Posted: January 6th, 2012 | Author: Mars | Filed under: Progress | Comments Off

In 2009, I launched this language project and built its compiler. In 2010, I fleshed out the structure and built the automatic parallelization system. In 2011, I finished the core semantic model, implemented the standard container structures, added an IO interface and a memory management system. Now it’s 2012: what comes next?

I’ve accomplished the primary goal for this project, which was to demonstrate that this approach to parallel programming actually works. You can have a language that looks and feels like Python, Ruby, or JavaScript whose semantic properties allow automated parallelism in a manner similar to Haskell or Erlang. You don’t need to invert your thinking and write your code in functional style; given a few carefully chosen semantic restrictions, a compiler can make that transformation for you.

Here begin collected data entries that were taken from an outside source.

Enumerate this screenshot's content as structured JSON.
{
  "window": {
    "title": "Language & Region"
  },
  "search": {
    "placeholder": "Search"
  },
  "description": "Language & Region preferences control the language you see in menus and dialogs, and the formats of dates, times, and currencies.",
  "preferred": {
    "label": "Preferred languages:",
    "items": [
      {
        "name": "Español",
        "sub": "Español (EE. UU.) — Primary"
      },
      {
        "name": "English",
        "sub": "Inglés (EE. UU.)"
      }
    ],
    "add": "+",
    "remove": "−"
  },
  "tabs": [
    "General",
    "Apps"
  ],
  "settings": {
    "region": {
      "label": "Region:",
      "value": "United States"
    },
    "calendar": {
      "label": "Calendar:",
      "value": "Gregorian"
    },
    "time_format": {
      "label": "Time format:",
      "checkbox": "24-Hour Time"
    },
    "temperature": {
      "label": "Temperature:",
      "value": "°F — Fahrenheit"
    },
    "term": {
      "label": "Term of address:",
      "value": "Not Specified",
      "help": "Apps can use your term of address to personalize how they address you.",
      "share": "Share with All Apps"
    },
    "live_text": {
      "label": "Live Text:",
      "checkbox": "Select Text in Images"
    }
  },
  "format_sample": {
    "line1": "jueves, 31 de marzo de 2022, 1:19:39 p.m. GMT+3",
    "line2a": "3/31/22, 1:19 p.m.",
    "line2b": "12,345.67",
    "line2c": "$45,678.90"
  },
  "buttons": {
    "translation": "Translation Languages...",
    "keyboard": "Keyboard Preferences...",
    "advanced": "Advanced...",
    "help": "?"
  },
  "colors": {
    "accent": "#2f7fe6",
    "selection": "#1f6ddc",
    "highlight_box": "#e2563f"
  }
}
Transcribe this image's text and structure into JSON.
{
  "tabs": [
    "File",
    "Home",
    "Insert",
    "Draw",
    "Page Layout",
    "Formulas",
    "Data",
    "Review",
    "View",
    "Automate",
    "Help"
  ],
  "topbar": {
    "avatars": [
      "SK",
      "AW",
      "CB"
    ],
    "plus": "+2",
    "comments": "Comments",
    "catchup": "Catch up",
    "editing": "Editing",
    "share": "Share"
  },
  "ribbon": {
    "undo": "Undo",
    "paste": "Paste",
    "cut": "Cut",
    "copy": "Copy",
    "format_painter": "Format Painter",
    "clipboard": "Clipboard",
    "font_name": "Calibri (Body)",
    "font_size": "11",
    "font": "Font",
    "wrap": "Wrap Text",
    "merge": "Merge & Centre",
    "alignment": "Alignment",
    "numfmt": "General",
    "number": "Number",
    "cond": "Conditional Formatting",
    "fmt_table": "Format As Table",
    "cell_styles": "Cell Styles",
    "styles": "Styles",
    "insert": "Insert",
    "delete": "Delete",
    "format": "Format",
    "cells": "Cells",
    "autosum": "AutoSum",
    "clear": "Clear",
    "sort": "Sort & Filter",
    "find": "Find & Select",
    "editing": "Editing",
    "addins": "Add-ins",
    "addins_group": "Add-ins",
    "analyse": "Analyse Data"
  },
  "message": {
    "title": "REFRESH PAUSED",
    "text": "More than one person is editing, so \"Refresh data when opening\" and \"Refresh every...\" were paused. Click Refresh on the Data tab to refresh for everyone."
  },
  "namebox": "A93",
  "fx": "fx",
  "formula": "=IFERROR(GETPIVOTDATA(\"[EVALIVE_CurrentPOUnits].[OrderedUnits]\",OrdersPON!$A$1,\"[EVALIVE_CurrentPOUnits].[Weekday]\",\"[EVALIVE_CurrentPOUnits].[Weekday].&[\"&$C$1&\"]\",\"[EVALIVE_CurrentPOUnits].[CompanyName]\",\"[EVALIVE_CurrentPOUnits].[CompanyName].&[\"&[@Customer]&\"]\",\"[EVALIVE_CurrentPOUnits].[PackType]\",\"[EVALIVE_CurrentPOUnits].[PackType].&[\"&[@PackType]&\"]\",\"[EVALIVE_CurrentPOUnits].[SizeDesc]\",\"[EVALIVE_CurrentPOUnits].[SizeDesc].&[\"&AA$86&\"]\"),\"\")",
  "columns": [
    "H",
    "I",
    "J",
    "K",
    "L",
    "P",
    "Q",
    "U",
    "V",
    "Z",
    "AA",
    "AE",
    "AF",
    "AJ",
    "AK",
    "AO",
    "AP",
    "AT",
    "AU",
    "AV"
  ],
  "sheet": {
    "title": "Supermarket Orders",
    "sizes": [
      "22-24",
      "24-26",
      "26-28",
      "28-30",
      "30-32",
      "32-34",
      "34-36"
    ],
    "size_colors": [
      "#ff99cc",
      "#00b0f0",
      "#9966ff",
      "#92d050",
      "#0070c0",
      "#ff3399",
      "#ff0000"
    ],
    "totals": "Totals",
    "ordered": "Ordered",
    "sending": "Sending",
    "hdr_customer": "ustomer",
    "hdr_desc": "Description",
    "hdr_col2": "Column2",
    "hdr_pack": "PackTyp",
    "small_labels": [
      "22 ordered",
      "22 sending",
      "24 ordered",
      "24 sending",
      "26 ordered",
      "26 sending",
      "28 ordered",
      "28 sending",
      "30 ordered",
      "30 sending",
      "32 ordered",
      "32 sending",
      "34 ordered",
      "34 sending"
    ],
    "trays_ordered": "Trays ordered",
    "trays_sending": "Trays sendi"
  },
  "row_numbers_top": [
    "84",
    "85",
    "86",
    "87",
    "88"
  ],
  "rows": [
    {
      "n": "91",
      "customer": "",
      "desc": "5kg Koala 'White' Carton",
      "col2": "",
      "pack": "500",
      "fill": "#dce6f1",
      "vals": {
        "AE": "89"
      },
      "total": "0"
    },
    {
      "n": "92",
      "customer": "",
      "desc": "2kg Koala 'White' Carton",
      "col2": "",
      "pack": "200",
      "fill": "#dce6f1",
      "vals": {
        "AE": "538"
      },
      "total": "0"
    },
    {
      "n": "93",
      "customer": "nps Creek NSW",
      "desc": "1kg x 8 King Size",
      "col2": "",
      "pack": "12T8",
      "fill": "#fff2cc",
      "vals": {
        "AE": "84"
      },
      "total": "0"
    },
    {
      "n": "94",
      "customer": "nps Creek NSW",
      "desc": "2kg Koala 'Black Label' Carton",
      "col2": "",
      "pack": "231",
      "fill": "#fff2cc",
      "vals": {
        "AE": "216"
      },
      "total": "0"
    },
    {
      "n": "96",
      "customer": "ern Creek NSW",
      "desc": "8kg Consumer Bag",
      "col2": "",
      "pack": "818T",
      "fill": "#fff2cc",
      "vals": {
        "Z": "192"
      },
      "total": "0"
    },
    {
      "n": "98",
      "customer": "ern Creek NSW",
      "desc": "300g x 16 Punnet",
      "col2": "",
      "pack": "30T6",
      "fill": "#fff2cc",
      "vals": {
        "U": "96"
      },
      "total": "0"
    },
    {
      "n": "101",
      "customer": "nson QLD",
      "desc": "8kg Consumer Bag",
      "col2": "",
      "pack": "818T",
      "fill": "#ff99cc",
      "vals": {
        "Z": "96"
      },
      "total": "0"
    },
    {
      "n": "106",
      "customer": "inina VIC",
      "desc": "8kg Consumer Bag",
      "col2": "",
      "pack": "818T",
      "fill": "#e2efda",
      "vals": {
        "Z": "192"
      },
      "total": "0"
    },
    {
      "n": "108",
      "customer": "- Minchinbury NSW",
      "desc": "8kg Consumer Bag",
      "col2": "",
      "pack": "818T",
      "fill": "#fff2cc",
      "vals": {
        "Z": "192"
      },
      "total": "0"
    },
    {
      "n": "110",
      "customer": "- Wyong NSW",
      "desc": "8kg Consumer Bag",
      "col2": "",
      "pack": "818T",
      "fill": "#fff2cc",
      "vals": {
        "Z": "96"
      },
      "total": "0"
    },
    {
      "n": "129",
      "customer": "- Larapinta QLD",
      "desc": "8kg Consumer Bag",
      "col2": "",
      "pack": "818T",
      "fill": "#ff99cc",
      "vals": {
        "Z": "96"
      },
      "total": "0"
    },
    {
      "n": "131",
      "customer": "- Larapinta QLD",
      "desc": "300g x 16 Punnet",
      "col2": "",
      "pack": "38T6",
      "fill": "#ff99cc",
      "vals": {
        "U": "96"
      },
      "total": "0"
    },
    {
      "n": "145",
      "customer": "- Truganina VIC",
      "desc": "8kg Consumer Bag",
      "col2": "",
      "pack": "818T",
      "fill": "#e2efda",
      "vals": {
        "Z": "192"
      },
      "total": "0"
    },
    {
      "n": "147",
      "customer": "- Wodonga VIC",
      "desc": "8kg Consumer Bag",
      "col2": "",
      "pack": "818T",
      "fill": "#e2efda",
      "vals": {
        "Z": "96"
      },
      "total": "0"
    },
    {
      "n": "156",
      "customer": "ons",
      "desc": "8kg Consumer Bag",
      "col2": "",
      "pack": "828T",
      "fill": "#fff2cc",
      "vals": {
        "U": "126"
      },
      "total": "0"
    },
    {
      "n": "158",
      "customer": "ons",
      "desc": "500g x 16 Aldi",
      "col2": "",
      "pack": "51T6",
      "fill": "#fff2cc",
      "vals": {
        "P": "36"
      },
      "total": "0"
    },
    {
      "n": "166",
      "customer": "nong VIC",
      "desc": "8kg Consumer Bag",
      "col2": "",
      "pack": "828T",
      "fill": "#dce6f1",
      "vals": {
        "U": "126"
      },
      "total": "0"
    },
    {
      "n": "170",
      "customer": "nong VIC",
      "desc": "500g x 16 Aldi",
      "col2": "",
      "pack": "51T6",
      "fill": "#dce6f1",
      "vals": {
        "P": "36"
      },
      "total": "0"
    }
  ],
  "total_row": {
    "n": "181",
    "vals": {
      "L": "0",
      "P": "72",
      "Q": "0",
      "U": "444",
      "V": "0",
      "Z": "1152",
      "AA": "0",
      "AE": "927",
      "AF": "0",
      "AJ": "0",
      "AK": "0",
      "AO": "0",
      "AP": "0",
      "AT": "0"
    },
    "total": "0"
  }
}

The next step is to build this tool up into a software ecosystem, so that it can actually do some real people some real good. Who are its users going to be? What tools are they currently using? What does Radian need to offer in order to make life easier than whatever they are doing right now? The job facing me in 2012 is to answer these questions and build the components those answers suggest.

I need to find people doing experimental work with huge amounts of data: people who are writing smallish programs that crunch through gigabytes of stuff. Radian should be good for CPU-bound processes involving varied data: it will do well with embarrassingly parallel problems, but the whole point is that it should also do a good job with problems where the parallelism takes a bit more work to find.

Maybe people are analyzing web server logs, or extracting fingerprints from MP3s, or sorting EXIF tags from hundreds of thousands of pictures. Are there scientific applications for this sort of work? There must be – people use Python for scientific work, after all; scipy is a big deal.